The bill would also reverse some portions of a June order by Transportation Secretary Ray LaHood that the Pipeline and Hazardous Materials Safety Administration eliminate industry funding, management and editing of federal pipeline safety research projects.
LaHood acted after a San Francisco Chronicle investigation found that two-thirds of PHMSA’s studies since 2002 had been largely funded by pipeline operators or organizations they control. In some cases, critical studies into safety issues were edited by trade organizations that have advocated reduced regulation, the Chronicle found.
The bill would also bar regulators from setting standards for industry on detecting leaks for at least two years.
Lawmakers said they wanted more time for Congress and the administration to study some of the safety issues.
The pipeline industry strongly supports the measure, which the House approved in a rare, bipartisan voice vote Monday. A Senate vote may come as early as this week, and passage is expected.
PG&E Chief Executive Officer Anthony Earley called the bill “a positive enhancement to safety.” He added: “From what we've seen, we think it’s consistent with what we’ve already proposed.”

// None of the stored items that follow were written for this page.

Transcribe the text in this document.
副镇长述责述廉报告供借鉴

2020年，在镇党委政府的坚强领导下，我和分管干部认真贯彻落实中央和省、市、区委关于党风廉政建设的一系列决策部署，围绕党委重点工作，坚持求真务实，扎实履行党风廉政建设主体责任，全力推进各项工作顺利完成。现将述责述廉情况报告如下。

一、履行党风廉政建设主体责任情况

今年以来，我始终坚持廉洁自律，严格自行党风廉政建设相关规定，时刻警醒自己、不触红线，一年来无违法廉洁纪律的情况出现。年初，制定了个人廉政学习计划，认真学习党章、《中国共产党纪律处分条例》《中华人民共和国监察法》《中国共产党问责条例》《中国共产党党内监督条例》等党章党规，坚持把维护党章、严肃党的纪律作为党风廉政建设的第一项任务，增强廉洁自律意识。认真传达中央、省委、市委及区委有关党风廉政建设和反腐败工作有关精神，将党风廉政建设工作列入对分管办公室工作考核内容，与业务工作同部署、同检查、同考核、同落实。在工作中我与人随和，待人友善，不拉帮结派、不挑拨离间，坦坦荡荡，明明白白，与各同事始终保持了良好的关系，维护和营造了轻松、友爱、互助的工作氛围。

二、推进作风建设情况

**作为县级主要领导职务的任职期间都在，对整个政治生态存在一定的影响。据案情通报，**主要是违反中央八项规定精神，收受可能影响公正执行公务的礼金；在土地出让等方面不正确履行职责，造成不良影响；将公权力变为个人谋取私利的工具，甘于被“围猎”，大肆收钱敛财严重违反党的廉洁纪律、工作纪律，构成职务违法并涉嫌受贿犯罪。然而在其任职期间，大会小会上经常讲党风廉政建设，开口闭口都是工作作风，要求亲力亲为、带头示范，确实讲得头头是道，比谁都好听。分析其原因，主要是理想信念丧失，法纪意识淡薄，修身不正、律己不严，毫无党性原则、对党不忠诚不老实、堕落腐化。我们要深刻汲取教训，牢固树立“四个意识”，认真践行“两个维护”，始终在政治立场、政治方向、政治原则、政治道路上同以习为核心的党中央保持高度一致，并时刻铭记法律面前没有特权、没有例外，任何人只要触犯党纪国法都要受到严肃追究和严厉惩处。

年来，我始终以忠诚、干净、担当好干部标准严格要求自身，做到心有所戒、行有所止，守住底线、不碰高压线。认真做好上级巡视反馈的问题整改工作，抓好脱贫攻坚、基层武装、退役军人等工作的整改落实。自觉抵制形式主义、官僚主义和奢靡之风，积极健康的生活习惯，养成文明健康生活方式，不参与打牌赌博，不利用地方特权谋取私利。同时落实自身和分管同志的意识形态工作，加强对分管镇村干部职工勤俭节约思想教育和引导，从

Sen. Dianne Feinstein (D-CA) also praised the measure, saying it “puts in place long overdue safety improvements” and includes provisions that she and Sen. Barbara Boxer (D-CA) wrote, including calling for more inspectors and higher fines.
Safety advocates, however, said the measure fell short.
Pipeline consultant Rick Kuprewicz, who serves on a federal pipeline advisory committee, called it a “bad bill” that “gives an illusion of safety."
Kuprewicz said nearly every section contained language designed to allow the gas industry to control or influence the regulatory process, the Chronicle reported. He noted language that could allow the industry to loosen pressure-testing requirements by allowing alternative tests without defining them.
Carl Weimer, executive director of the Pipeline Safety Trust, told the Chronicle that that language could allow operators to use "direct assessment" testing, which failed to detect the flawed weld that led to the San Bruno explosion.
“The bill certainly doesn't go as far as we hoped,” Weimer said. On the other hand, he added: “Given the makeup of the House these days, it is luck we are not getting something that would gut regulations even more.”